A semi-supervised named-entity recognition and linking strategy combining MedCAT and manual annotation creates a high-precision "silver standard" for ICD codes. Manual review (κ = 0.85) reveals that longer and more complex admissions are systematically more heavily under-coded (Searle et al., 2020).
Uncritical use of MIMIC-III's original codes as gold standards is discouraged; proper validation and augmentation protocols are required to reduce label noise in clinical NLP research.

6. Practical Impact, Limitations, and Future Directions

MIMIC-III is established as the benchmark critical care database for academic research, with unique advantages stemming from its fine-grained, longitudinal, and de-identified nature. Studies repeatedly demonstrate the value of:

Multi-source modeling: Integrating all structured and unstructured EHR modalities yields significant AUC/PR-AUC improvements over single-source models for mortality, LOS, and critical event prediction (Nallabasannagari et al., 2020).
Temporal sequence modeling: LSTM/GRU-based architectures outperform static-feature models, especially for early detection of adverse outcomes (Wang et al., 2020, Purushotham et al., 2017).
Multimodality and semi-supervised methods: These approaches provide substantial gains under label scarcity and improve clinical interpretability (King et al., 2023, Xu et al., 2018).

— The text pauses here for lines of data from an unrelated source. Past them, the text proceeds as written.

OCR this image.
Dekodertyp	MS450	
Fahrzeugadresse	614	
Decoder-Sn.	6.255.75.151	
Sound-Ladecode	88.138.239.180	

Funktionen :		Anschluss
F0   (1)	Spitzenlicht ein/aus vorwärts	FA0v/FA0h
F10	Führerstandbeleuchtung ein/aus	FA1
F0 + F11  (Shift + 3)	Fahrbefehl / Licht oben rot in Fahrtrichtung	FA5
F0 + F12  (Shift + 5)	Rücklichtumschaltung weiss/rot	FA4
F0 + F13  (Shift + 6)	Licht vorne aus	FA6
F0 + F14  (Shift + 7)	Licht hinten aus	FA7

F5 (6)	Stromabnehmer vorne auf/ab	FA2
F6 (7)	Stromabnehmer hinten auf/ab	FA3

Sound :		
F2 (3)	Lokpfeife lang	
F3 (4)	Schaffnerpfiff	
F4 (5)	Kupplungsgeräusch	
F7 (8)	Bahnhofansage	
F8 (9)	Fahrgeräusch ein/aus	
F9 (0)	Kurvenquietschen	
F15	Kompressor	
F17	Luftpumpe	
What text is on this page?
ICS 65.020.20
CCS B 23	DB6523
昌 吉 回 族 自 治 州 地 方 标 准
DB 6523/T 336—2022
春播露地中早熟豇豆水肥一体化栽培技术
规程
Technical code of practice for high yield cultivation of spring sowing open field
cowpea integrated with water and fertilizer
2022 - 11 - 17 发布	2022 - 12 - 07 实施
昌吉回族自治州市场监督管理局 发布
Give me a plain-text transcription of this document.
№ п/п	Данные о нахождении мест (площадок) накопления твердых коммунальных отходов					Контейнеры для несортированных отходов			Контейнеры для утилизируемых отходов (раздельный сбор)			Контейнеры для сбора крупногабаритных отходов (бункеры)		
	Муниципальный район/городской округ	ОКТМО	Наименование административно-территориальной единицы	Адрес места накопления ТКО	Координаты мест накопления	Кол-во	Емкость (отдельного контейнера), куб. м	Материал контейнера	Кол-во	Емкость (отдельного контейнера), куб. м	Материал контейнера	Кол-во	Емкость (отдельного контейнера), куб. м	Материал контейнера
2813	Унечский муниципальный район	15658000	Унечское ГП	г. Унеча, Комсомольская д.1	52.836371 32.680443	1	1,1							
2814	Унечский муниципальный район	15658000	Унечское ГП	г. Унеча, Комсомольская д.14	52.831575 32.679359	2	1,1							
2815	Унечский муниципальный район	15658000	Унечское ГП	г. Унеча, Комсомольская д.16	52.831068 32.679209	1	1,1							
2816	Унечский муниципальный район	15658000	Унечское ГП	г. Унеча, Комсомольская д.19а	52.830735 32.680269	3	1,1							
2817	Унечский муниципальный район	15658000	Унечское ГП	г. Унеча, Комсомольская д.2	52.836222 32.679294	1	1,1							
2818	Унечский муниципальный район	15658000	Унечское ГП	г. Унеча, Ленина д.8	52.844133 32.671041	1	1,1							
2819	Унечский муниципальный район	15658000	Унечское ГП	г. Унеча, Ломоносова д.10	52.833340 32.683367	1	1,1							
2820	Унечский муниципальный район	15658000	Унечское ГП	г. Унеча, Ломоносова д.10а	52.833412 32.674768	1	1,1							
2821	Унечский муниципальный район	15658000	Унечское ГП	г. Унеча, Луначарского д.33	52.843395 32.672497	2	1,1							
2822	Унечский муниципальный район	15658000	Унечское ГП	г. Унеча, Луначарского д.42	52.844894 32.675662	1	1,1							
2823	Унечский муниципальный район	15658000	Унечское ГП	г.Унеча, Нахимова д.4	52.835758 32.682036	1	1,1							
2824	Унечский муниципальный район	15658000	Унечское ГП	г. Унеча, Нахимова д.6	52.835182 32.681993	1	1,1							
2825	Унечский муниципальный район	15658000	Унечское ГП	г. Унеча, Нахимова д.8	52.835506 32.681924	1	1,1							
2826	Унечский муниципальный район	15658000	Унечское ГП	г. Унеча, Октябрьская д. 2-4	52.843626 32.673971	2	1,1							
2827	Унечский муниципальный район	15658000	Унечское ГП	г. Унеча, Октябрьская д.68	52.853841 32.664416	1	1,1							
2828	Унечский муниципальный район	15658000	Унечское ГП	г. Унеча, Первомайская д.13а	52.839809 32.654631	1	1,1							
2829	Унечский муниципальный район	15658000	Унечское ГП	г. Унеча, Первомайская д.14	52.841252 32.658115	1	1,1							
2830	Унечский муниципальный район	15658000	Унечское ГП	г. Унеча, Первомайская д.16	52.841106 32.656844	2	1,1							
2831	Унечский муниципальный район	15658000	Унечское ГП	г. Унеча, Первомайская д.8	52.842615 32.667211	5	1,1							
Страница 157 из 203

However, limitations persist:

MIMIC-III is single-center (Beth Israel Deaconess), potentially limiting generalizability and introducing biases related to population composition and ICU practice patterns (Wang et al., 2020, Roknaldin et al., 2024).
Many studies exclude available high-frequency modalities (e.g., bedside waveforms) due to technical challenges.
Annotation errors, coding discrepancies, and missing data require robust pre-processing pipelines.
Most outcome models remain association-based or predictive, with causal discovery, transfer learning for individualized treatment, and prospective validation still emerging (Wang et al., 3 Jan 2025, Wang et al., 2022).

Future work will necessitate external validation on multi-institutional datasets, incorporation of additional temporal and clinical context (e.g., ventilator settings, continuous infusions), and greater model transparency for clinical integration. Synthetic datasets and linked knowledge graphs will further catalyze methodological development in reinforcement learning, ontology discovery, and large-scale biomedical informatics (Kuo et al., 2021, Wang et al., 2017).